Presidential Election

Oh, Who Will Be the Billionaires' Man? Nicholas Confessore of the New York Times: "Dozens of the Republican Party’s leading presidential donors and fund-raisers have begun privately discussing how to clear the field for a single establishment candidate to carry the party's banner in 2016, fearing that a prolonged primary would bolster Hillary Rodham Clinton, the likely Democratic candidate. The conversations, described in interviews with a variety of the Republican Party's most sought-after donors, are centered on the three potential candidates who have the largest existing base of major contributors and overlapping ties to the top tier of those who are uncommitted: Gov. Chris Christie of New Jersey, former Gov. Jeb Bush of Florida and Mitt Romney.... With the midterms over, Mr. Christie and Mr. Bush have begun pushing top bundlers to commit to them in advance should they announce a White House bid...." ...

If I were Mitt Romney, Chris Christie and Jeb Bush, I would be really irritated by that article. The last thing they need to become is the pet candidate of billionaires. It's a disastrously bad idea and it won't happen. -- Newt Gingrich

... Ed KIlgore: "... the Daddy Warbucks wing of the GOP does not seem especially aware of the hate-rage that will break out among 'movement conservatives' if the Establishment culls the field before 'the base' weighs in." ...

... digby: "This is democracy?... The Democratic elites would be no better if the rank and file were clamoring for a left wing fire-brand they assumed would lose them the election. In fact, they took the reins under very similar circumstance back in 1976. It worked out really well for them. They ended up with a one term presidency followed by 12 years of Ronald Reagan and George Bush. Let's just say that this "move to the middle" is no panacea." ...

... CW: digby doesn't say so, but that what the Democrats' "super-delegates" are all about: restraining the liberal wing. ...

... Hunter of Daily Kos: "This isn't to say others won't run, of course.
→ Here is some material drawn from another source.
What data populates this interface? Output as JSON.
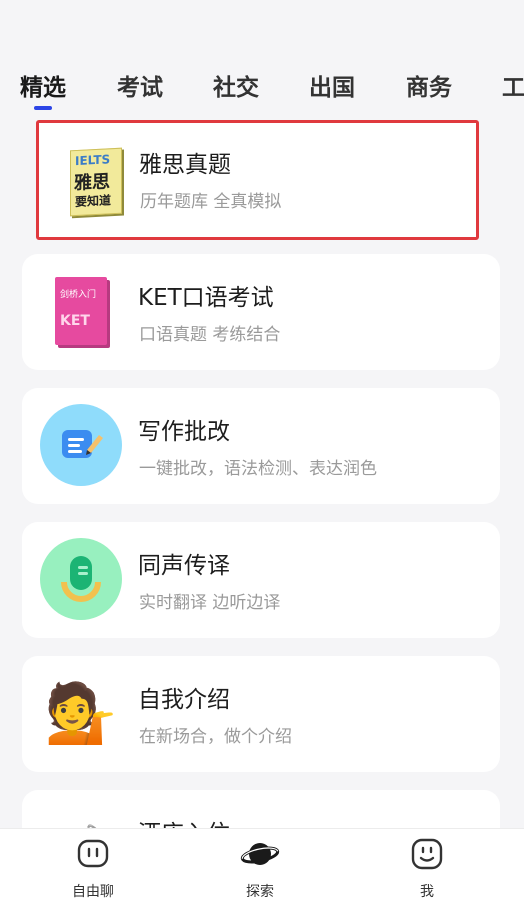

There will be the usual half-dozen batshit insane candidates hailing from the various regions of teapartyism and theocracy-lite.... But the 'real' candidate, the 'establishment' candidate, need only putter and try to dodge blows until it is time to flood the market with the necessary ads, and we'll have our winner. Don't think of it as damaging to democracy -- think of it as a streamlining of the process. The megadonors will pick the best candidate for you, then you will get to vote for that person. It certainly sounds more efficient, doesn't it?"

November Elections

Steve Kraske of the Kansas City Star: "Campaign reports filed late last week revealed that key Democrats funneled money to Greg Orman's campaign for the U.S. Senate in Kansas. A political committee known as the Senate Majority PAC run by former advisers to Majority Leader Harry Reid sent about $1.5 million to two other campaign committees that were backing Orman's campaign.... Meanwhile, HuffPost reported that former New York City Mayor Michael Bloomberg, an independent, gave $1 million to pro-Orman groups." CW P.S.: Orman lost big anyway.

News Ledes

AP: "U.S. Defense Secretary Chuck Hagel arrived in Baghdad on Tuesday to consult with Iraqi government officials and confer with U.S. commanders about the campaign to defeat Islamic State fighters."

NBC News: "An Ohio man who spent 27 years in prison for a crime he didn't commit was brought to tears Tuesday when a judge dropped all charges against him. Kwame Ajamu, 56, was the last of three men exonerated in the 1975 robbery and murder of a Cleveland-area money order salesman.... Ajamu was originally sentenced to death, but it was vacated because of a paperwork error. He later earned parole in 2003."